The Generalized Legendre transform and its applications to inverse spectral problems

TL;DR

This paper introduces a generalized Legendre transform to connect spectral data of a Schrödinger operator on a Riemannian manifold with a torus symmetry to the potential function, enabling its recovery from spectral information.

Contribution

It develops a new generalized Legendre transform framework that allows reconstructing the potential function from spectral asymptotics in inverse spectral problems.

Findings

Spectral support function extends to a map on the dual Lie algebra.

Potential function can be recovered from spectral data under certain conditions.
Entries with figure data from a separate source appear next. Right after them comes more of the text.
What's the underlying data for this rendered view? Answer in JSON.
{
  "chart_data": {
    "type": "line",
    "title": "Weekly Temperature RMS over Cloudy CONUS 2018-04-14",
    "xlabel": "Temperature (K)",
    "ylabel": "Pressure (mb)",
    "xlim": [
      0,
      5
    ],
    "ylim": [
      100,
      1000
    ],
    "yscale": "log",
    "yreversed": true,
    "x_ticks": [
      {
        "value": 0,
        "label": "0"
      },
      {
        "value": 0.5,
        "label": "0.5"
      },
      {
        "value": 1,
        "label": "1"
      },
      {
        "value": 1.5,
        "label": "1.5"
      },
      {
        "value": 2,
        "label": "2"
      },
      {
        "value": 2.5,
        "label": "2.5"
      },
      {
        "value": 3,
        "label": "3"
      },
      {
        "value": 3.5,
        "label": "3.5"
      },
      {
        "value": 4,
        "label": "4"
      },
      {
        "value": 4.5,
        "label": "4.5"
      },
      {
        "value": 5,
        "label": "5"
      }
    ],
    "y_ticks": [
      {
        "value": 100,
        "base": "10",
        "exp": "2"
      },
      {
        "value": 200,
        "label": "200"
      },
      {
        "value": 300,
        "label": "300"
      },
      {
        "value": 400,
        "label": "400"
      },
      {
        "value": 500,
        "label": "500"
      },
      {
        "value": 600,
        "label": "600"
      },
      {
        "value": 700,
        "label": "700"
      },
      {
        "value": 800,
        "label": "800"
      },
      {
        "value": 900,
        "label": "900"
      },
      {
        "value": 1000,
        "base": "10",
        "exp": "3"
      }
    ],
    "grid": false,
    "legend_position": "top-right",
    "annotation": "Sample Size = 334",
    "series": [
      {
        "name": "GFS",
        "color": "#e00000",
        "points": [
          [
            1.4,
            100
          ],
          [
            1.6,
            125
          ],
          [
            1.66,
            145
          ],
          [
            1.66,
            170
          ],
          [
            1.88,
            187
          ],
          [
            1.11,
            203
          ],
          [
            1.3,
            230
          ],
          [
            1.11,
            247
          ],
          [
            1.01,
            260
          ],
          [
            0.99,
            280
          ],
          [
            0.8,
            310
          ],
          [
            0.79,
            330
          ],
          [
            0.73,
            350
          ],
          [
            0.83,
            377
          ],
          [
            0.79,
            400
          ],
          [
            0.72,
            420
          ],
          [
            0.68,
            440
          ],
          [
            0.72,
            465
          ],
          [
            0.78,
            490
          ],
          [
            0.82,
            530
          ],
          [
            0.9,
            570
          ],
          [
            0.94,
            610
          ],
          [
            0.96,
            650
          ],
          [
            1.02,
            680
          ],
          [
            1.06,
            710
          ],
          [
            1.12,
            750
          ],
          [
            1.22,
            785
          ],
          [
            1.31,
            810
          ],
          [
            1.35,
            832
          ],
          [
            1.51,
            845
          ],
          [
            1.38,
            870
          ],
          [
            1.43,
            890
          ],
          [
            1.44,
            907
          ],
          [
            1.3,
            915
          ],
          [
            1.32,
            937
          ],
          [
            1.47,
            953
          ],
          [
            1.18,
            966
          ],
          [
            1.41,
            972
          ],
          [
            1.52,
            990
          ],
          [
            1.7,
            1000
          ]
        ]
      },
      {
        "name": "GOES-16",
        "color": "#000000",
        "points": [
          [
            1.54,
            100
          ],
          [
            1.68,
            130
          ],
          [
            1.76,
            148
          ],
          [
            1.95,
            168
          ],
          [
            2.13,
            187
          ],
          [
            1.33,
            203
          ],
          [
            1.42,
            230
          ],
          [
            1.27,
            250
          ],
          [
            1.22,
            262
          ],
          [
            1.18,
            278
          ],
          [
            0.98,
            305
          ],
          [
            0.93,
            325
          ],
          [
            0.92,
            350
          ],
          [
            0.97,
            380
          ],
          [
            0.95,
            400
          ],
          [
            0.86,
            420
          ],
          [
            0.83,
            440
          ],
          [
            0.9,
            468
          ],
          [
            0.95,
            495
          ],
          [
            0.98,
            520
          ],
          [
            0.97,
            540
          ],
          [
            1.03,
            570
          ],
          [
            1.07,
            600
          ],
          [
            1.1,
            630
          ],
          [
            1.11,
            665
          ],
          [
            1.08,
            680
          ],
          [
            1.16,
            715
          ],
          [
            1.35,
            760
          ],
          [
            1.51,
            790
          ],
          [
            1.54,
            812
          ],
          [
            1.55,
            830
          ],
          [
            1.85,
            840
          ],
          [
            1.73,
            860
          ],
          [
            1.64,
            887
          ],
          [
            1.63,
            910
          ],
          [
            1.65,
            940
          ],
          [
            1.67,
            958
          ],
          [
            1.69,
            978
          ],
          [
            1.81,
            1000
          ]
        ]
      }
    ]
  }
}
The generalized Legendre transform maps the graph of the derivative of the spectral support to the derivative of the potential.

Abstract

Let $M$ be a Riemannian manifold, $\tau: G \times M \to M$ an isometric action on $M$ of an $n$-torus $G$ and $V: M \to \mathbb R$ a bounded $G$-invariant smooth function. By $G$-invariance the Schr\"odinger operator, $P=-\hbar^2 \Delta_M+V$, restricts to a self-adjoint operator on $L^2(M)_{\alpha/\hbar}$, $\alpha$ being a weight of $G$ and $1/\hbar$ a large positive integer. Let $[c_\alpha, \infty)$ be the asymptotic support of the spectrum of this operator. We will show that $c_\alpha$ extend to a function, $W: \mathfrak g^* \to \mathbb R$ and that, modulo assumptions on $\tau$ and $V$ one can recover $V$ from $W$, i.e. prove that $V$ is spectrally determined. The main ingredient in the proof of this result is the existence of a "generalized Legendre transform" mapping the graph of $dW$ onto the graph of $dV$.